1. Les symbioses racinaires
D’autres micro-organismes du sol se sont organisés au cours de l’évolution en associations très étroites avec les racines des plantes dotées de structures, voire d’organes, très spécifiques appelées symbioses racinaires. Ces symbioses se caractérisent par un apport accru de nutriments aux plantes, lesquelles, en échange, fournissent aux micro-organismes symbiotiques du carbone issu de la photosynthèse.
Il existe différentes catégories de symbioses végétales, selon le type de plante et de micro-organisme. Les plus connues sont :
- la symbiose lichénique, une association entre une algue microscopique et un champignon;
- la symbiose fixatrice d’azote entre les plantes de la famille des légumineuses – dont plusieurs sont d’intérêt agricole, tels le pois, le haricot, le soja – et une bactérie de type rhizobium;
- la symbiose actinorhizienne des aulnes et de quelques autres espèces arbustives associées à une bactérie du genre Frankia;
la symbiose mycorhizienne.
Les symbioses mycorhiziennes
La symbiose mycorhizienne est un phénomène fondamental et universel dans l’évolution et le fonctionnement des écosystèmes terrestres1.
Il existe plusieurs sortes de symbioses mycorhiziennes dotées de structures variables, alliant différentes catégories de plantes et de champignons. La plus ancienne et la plus répandue sur terre est la symbiose mycorhizienne arbusculaire, associant des champignons microscopiques du sol du groupe des gloméromycètes, soit environ 250 espèces dont la plupart des familles de plantes herbacées, pour un total d’environ 250 000 espèces végétales connues. Les deux autres types de symbioses mycorhiziennes les plus connues ont évolué à partir de cette symbiose fondatrice de la vie sur terre : la symbiose ectomycorhizienne, qui concerne environ 12 000 espèces d’arbres forestiers, et la symbiose éricoïde, touchant environ 3000 espèces d’Éricacées, incluant les bruyères, rhododendrons, bleuets et canneberges.
Dans le cas de la symbiose ectomycorhizienne, le mycélium des champignons supérieurs, ascomycètes et basidiomycètes, qui fructifie sous la forme des carpophores aériens de nombreux champignons de nos forêts, s’agglomère autour des ramifications secondaires des racines sous l’aspect d’un manchon mycélien, parfois visible à l’œil nu, mais qui ne pénètre jamais à l’intérieur des cellules racinaires.
La symbiose mycorhizienne arbusculaire, quant à elle, est endomycorhizienne, puisque les échanges entre la plante et son champignon microscopique se font à l’intérieur des cellules corticales des racines, au niveau de structures très ramifiées que sont les arbuscules. Elle est apparue il y a environ 450 millions d’années avec la sortie de l’eau des premiers végétaux et est à l’origine des autres symbioses racinaires, dont la symbiose fixatrice d’azote des légumineuses.

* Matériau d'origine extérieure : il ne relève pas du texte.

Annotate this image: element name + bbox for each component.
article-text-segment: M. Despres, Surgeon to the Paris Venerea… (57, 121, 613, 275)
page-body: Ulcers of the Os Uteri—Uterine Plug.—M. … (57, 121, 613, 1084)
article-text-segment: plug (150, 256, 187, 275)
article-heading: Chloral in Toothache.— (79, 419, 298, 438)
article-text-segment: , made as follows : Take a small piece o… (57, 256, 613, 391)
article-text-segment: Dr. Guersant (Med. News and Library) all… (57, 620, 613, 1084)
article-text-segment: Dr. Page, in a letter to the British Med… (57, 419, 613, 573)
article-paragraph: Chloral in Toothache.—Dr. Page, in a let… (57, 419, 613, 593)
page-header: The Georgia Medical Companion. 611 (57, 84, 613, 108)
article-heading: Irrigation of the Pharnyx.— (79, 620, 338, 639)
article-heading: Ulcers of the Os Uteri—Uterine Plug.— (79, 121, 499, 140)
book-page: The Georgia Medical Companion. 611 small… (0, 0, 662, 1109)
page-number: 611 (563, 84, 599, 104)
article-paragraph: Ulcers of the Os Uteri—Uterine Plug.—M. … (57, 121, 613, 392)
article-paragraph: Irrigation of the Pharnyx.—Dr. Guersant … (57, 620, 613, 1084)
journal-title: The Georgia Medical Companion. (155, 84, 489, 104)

Grâce aux réseaux d’hyphes souterrains des champignons associés aux différentes symbioses mycorhiziennes, la plante bénéficie d’un accès privilégié à l’eau du sol et aux nutriments inaccessibles aux racines, en particulier au phosphore (voir photographie ci-dessous). En meilleure santé, la plante profitera aussi d’une protection accrue contre les stress et les pathogènes.
En fait, c’est toute la biochimie et plusieurs fonctions génétiques de la plante qui sont modifiées par la présence des symbioses racinaires, ce qui influence notamment le goût des aliments, le parfum des fleurs et les relations avec les insectes pollinisateurs. De plus, la symbiose mycorhizienne joue un rôle majeur dans les cycles biochimiques des nutriments du sol et la fertilité de ce dernier.
Enfin, les réseaux de champignons mycorhiziens entourant les racines les plus fines structurent le sol en profondeur et constituent des écosystèmes spécifiques autour desquels gravitent des biofilms bactériens.
Le travail et la compaction des sols agricoles ont des effets destructeurs sur ces réseaux et sont donc à minimiser au maximum dans une perspective d’agriculture durable.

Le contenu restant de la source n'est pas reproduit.